Today is the first leg of my big rail trip. We’re taking two trains, the first from Wakefield (in Yorkshire) down to London and the second across to Paris.
The first leg is fairly straightforward… in theory. A Virgin Trains East Coast service from Wakefield Westgate to London, using the Leeds Branch of the East Coast Mainline. 200 miles by rail, 2 hours, top speed of 125mph. In practice, it didn’t go so well.
After a farewell to our parents, the first thing we did at Wakefield Westgate was get our tickets down to London. Eurostar had provided us with a booking reservation number to collect them. We were rather surprised to get 1x Adult and 1x Child tickets, when we’re both rather older than the 16-year-old cutoff for Child tickets. After a glance at our Eurostar tickets it became clear that my Youth (12-25) ticket must have been booked with National Rail as a Child - a bug in an automated system, no doubt.

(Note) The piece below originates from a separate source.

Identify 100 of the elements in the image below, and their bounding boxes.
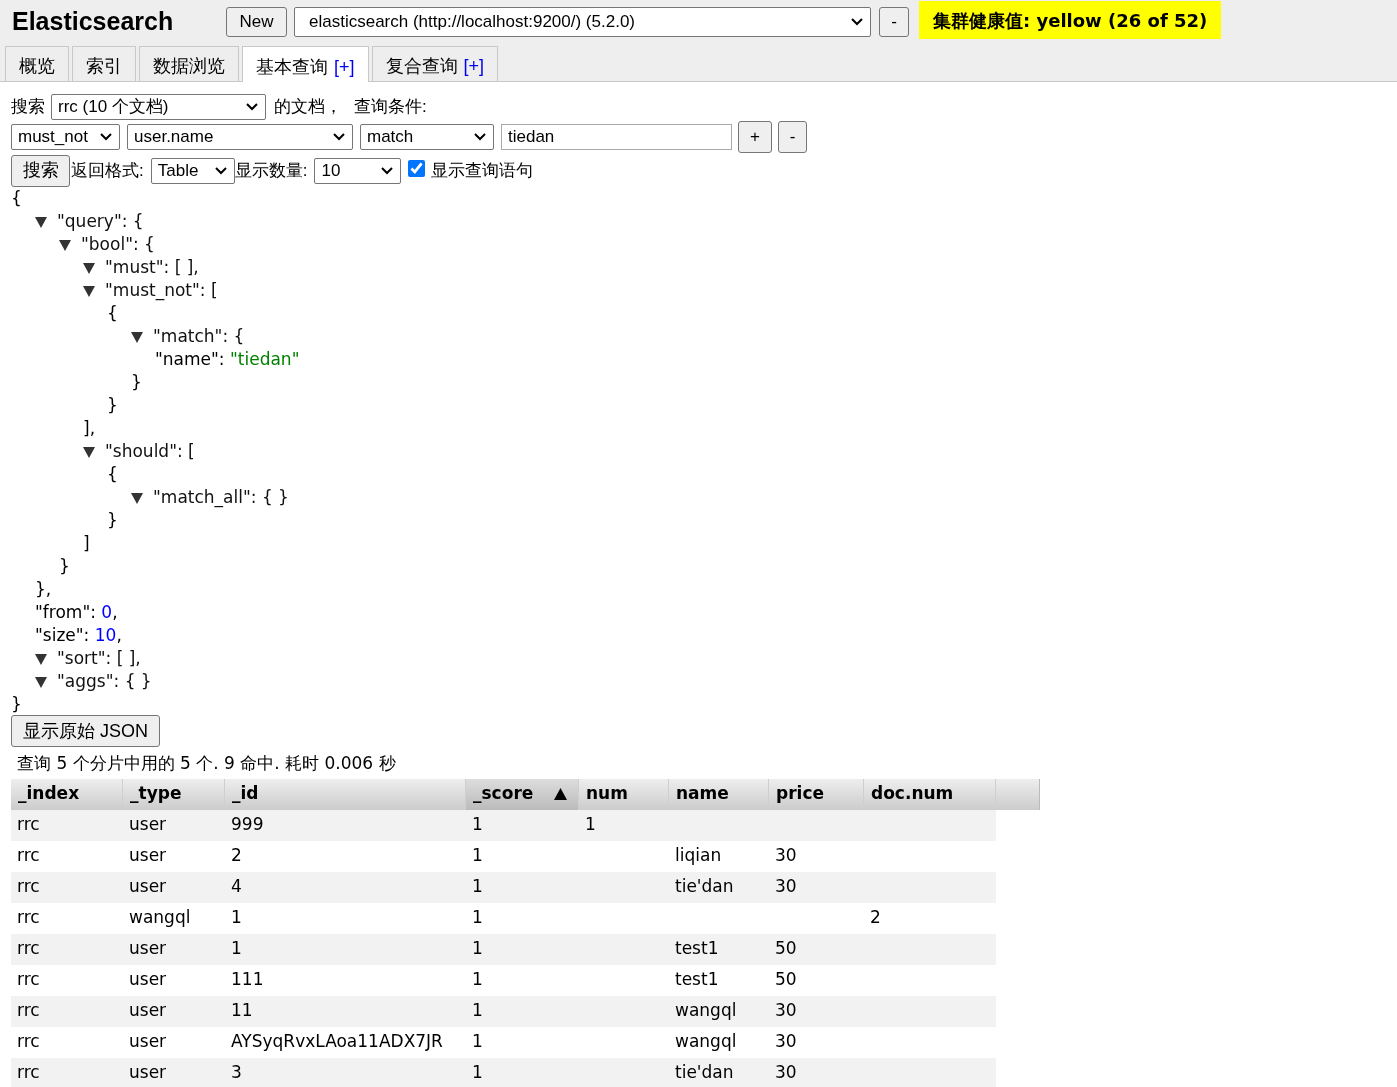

The Wakefield Westgate ticket office couldn’t help, and my sister was booked on a specific train, so I had little choice but to buy a Super Off-Peak Single to London Kings Cross (£70 with my Railcard) and hope to receive a refund from Eurostar, given it was their mistake.
We had another 10 minutes before the train - far too little to talk to Eurostar and straighten things out - so we went to WHSmiths. Then we heard that our train to London was cancelled. Uh oh. So we waited an hour and got on the next service down - trusting that our thru-booking with Eurostar ensured no problems getting on the next leg to Paris.
Having made it to London St Pancras, Eurostar Support were fantastic in person, and we got on the 15:31 to Paris (two hours later than planned) with some vouchers to make things up to us.
We’re about 5 minutes into the Channel Tunnel now. It’s remarkable how little light is outside compared to what I recall taking the Car Transporter with my Junior School. I recall regular orange floodlights outside the window. Now there’s just regular green LEDs every 2 seconds.
Having just emerged into France, I’m struck by how huge the fields are compared to back home. Even the sparsely farmed hills of my origin are only 5 minutes walk a side - some of these I’m seeing must be as much as 20 minutes, but it does vary. I also notice the ballast is a much lighter colour, the houses a more angular and cleaner design. The pylons are different - not a million miles different, but noticably different.
We’ve spent the evening going up the Eiffel Tower, but I’m out of time to finish writing or find good nighttime pictures.